LIFE SUPPORT by Sean Deming, directed by Christopher Gladysz
TIKKUN OLAM: Repairing the World by Paula Caplan, directed by Dolly Williams
TRUSTING MR. UNIVERSE by Peter Valentyne, directed by James A. Lopata
The Sage Theater
Equity Approved (closed)
Review by David Mackler

There didn't seem to be a thematic point made by grouping these three one-acts together, but showcasing playwrights and performers is a good enough reason. You pays your money, you takes your choice. LIFE SUPPORT is a one-joke shaggy-dog kind of play. It's an amusing farce set in an intensive care unit, as the members of an accident victim's family act out their own agendas and argue about maintaining life support systems. Underlying tensions are revealed, and secrets come out which everyone knows anyway. The Patient (Jerry Prince Solomon) is up and about during all this, commenting and providing exposition as the family dithers. He is also rather simpleminded, the reason for which is explained in the play's punchline. C. Arthur Smith was fine as the patient's buffoonishly lockjawed father, and Judith J.K. Polson, Tara Ford, and Andrew Thaman contributed funny bits. Playwright Sean Deming and director Christopher Gladysz conspired to keep the final joke a silly surprise.

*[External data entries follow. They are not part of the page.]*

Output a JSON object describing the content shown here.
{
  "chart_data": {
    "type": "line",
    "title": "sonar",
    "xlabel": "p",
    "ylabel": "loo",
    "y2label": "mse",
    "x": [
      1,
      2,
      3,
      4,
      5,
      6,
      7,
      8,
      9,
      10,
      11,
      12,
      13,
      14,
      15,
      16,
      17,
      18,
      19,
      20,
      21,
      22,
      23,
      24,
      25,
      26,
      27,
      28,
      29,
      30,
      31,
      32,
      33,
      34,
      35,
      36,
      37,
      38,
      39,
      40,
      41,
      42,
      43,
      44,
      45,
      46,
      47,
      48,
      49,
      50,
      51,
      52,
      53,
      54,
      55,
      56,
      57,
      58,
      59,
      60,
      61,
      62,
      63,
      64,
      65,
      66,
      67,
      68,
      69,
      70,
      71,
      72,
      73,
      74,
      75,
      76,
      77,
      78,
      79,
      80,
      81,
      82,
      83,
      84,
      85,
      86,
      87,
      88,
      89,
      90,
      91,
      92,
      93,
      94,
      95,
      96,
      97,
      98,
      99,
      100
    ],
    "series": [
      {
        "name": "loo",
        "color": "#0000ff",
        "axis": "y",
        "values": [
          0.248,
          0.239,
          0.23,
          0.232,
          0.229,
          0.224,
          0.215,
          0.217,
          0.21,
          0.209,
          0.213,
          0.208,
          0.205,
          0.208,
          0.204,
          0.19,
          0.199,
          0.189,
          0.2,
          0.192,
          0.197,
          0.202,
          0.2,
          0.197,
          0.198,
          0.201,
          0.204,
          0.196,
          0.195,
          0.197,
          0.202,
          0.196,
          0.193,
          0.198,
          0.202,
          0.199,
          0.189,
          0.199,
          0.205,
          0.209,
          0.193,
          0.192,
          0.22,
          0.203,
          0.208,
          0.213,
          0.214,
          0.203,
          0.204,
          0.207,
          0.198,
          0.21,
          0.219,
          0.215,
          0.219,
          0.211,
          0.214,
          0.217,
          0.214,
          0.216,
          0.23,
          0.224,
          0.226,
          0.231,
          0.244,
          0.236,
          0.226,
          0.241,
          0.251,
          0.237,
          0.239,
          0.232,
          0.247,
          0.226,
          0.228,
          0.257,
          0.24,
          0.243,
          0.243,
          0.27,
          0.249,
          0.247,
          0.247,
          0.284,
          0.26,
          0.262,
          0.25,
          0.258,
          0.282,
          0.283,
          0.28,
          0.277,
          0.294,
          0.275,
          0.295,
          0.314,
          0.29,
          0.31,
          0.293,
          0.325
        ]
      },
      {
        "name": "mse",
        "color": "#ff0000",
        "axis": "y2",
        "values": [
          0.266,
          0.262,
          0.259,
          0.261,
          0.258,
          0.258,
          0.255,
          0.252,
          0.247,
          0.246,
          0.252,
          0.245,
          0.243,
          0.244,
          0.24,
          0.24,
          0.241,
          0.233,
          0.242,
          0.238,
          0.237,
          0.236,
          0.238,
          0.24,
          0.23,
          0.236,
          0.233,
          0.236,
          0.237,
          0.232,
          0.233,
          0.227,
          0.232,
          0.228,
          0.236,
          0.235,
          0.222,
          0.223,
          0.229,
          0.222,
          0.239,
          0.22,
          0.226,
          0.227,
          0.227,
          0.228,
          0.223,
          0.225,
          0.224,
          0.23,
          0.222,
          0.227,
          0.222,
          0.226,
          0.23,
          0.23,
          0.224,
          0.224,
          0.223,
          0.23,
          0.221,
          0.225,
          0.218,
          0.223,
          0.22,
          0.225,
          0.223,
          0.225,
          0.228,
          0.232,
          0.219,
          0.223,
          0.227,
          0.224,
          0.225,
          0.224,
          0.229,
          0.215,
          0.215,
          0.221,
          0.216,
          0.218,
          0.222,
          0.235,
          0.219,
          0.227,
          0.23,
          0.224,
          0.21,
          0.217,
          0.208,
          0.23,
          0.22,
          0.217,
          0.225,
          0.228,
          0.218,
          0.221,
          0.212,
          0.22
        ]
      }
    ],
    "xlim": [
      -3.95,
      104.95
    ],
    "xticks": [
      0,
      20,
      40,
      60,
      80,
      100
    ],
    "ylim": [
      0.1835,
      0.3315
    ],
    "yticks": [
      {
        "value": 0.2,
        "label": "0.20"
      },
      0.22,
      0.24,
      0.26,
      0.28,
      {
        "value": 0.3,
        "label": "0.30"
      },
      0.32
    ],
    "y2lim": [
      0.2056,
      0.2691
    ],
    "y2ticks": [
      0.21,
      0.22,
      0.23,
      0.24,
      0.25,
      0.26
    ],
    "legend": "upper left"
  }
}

In Tikkun Olum: Repairing the World, Mag (Vera E. Chazen), Julia (Karen Asconi) and Rosie (Vonder Gray) are at a reunion where Mag is to give a speech. Were people really how they seemed back when they were in school? How differently things turned out from what they planned! (You know, typical reunion stuff.) The deus ex machina that playwright Paula Caplan employs is that Mag is to give a speech and accept an award for her accomplishments, but is at a loss about what to say. This gives our trio the excuse to talk about what they call "heart pounding moments" -- they remember their high school and college days, share memories, and compare their lives. The result is a nicely acted but rather aimless drama. The ground that's covered is very familiar, but Chazen, Asconi, and especially Gray were so appealing that they gave greater resonance to the play than it otherwise would have had. When the characters forgive their younger selves and each other, they strike the right notes. Mag gives her speech, talking about the concept of tikkun olam (which means repairing the world). There are no big surprises here, but it was nice to spend time with these women. William Greville appeared as the various men in their stories, but this play is about girl power.

Last on the bill was Trusting Mr. Universe. Frieda (Lucy McMichael), a highly religious eighty-eight year old woman hires Vincent (Peter Carlino), a body builder of questionable background, as her errand boy, companion, and maid. This odd-couple beginning has possibilities, but playwright Peter Valentyne seems to have other things on his mind. What that is though, is not entirely clear. The dialogue seems primed for insight, but it is mostly strained and obvious. There's little basis for a developing friendship between the two characters, and their quarrels make no points nor provide any insight. (This is no "Tending Miss Daisy" or "Visiting Ms. Green.") Frieda says that she sees Vincent as her salvation, that she will look after him while he takes care of her. But since the characters have no depth, so there can be no development; and when the play changes gear halfway through into Kind Lady territory (in a twist so obvious, it is, paradoxically, impossible to see it coming) all bets are off.

McMichael was not believable as an 88 year old woman, but she had a twinkle in her eye that saw her through the play's weird, unbelievable tangents. Carlino also tried hard, but he could not budge the play. Director James A. Lopata bravely decided to stage it straightforwardly, but all three are defeated -- the most effective sequence involved cutting up onions. There was a funny line or two, but overall Trusting Mr. Universe was programmatic, diagrammatic, and dull.

Life Support and Tikkun Olum were played on a mostly bare stage. Trusting Mr. Universe had the furnishings of an old woman's apartment. The plays effectiveness was in inverse proportion to their sets.